Kate McCabe / Gavel Media

We Need to Talk About Vaginas

“I was worried about what we think about vaginas, and even more worried that we don't think about them.” 

Eve Ensler, a survivor of physical and sexual violence, held interviews with over 200 women from different cultural backgrounds regarding their diverse experiences and views on relationships, violence, and sex. Many of these women had never been asked to talk about their vaginas, “but once they got going, you couldn’t stop them.” Opening this door to such an ignored and repressed topic exposed these women’s true perspectives about existing in the world as a woman. 

Each year, Boston College’s Women’s and Gender Studies Program puts on a performance of Ensler’s most celebrated work: The Vagina Monologues,an episodic play that discusses issues like female genital cutting, consent, sex, body image, trans women's experiences, and vaginas. The play seeks to make people uncomfortable, thus sweeping away the illusion of awkwardness and encouraging difficult conversations on sexuality and violence against women. 

The monologues range from humorous accounts about sexual pleasure to serious recounts of relationships and sexual violence. In recent years, The Vagina Monologues have partnered up with the V-Day Foundation, an activist movement that aims to end violence against girls and women. All proceeds of the Boston College production went to Rosie’s Place—a Boston area women’s shelter—and the V-Day foundation.

On the opening night, the theater was filled with the performers’ close friends, faithful annual viewers, and scared first-timers. An air of warmth and respect quickly brought courage to the audience, urging them to willingly sit through discomfort and to leave empowered.

One of the most impactful monologues was “My Vagina Was My Village,” which told a powerful story about rape, dedicated to the thousands of women of Bosnia that were raped as a war tactic. The monologue compared how the speaker thought of her vagina and self-worth before and after being raped with the imagery of a wonderful and peaceful village before and after it was obliterated by violence. This monologue reminded the audience that women often experience beauty as internal, and that external beauty may not always reveal the pain someone is going through.

The play first aired in 1996, but it holds just as much—if not more—relevance today.

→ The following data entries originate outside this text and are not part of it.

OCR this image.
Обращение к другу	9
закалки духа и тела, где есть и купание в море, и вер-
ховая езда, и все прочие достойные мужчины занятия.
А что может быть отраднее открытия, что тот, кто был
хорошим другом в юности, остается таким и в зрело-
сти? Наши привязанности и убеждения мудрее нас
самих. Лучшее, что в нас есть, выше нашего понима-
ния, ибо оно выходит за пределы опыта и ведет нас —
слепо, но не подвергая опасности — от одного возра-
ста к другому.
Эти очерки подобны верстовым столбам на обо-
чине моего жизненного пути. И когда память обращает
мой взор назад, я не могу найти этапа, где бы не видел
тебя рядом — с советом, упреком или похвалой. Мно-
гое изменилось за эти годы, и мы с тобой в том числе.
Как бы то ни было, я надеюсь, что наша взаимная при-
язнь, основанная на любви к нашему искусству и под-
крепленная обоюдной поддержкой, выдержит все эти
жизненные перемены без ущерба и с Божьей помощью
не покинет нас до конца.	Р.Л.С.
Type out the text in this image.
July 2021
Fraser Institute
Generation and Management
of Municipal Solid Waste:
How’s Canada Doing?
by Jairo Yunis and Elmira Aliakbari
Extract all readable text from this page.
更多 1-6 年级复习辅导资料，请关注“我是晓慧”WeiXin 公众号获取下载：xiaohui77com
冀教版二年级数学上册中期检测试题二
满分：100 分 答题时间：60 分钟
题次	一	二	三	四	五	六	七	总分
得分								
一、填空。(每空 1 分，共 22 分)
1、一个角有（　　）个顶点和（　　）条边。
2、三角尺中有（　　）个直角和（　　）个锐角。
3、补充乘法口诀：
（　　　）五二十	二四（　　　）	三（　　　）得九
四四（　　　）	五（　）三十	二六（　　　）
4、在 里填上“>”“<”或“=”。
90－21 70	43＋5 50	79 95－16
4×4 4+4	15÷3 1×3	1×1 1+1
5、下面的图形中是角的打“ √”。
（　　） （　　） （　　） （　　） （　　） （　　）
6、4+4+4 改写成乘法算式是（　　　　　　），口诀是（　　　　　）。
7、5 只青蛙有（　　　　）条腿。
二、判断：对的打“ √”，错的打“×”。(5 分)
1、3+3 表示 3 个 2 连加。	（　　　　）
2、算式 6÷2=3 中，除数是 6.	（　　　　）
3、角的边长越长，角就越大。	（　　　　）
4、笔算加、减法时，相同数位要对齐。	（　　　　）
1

Critical issues such as female genital cutting, child brides, physical abuse, and sexual abuse are inflicted on millions of victims each year. According to UN Women, South Asia has had the largest decline of child marriage from 49% to 30%, yet 12 million girls under the age of 18 are married each year in sub-Saharan Africa, where the practice is more common. At least 200 million girls and women have undergone female genital mutilation. They estimate that 35% of women worldwide have experienced physical or sexual violence at some point in their lives. Recent global attention on this issue has inspired a lot of hope regarding how we can progress for the better, but millions of girls and women are still struggling to have their voices heard, and they yearn for safer environments.

There is still so much more work to do. The V-Day Foundation grounds its mission in the belief that “until these themes are addressed, these violations named and taken up by whole communities as an unacceptable desecration of human dignity, the violence will continue." The annual attention that The Vagina Monologues receives is not just to remind us to be comfortable with our vaginas, but to remind us that the urgency that motivated Ensler to create this movement is still needed. In this sense, the play is successful in inviting women to be courageous and break the silence surrounding issues of women’s body negativity, violence, and sexuality. 

Throughout the play, the vagina represents a tool of female empowerment and the ultimate embodiment of individuality. Even though different cultures have diverse practices surrounding women’s rights and positions in society, stories like these provide an open conversation about what it means to be a woman today, and what it should mean as we progress. It urges the audience to take responsibility for their own role in the conversation, and how they will choose to become a part of it.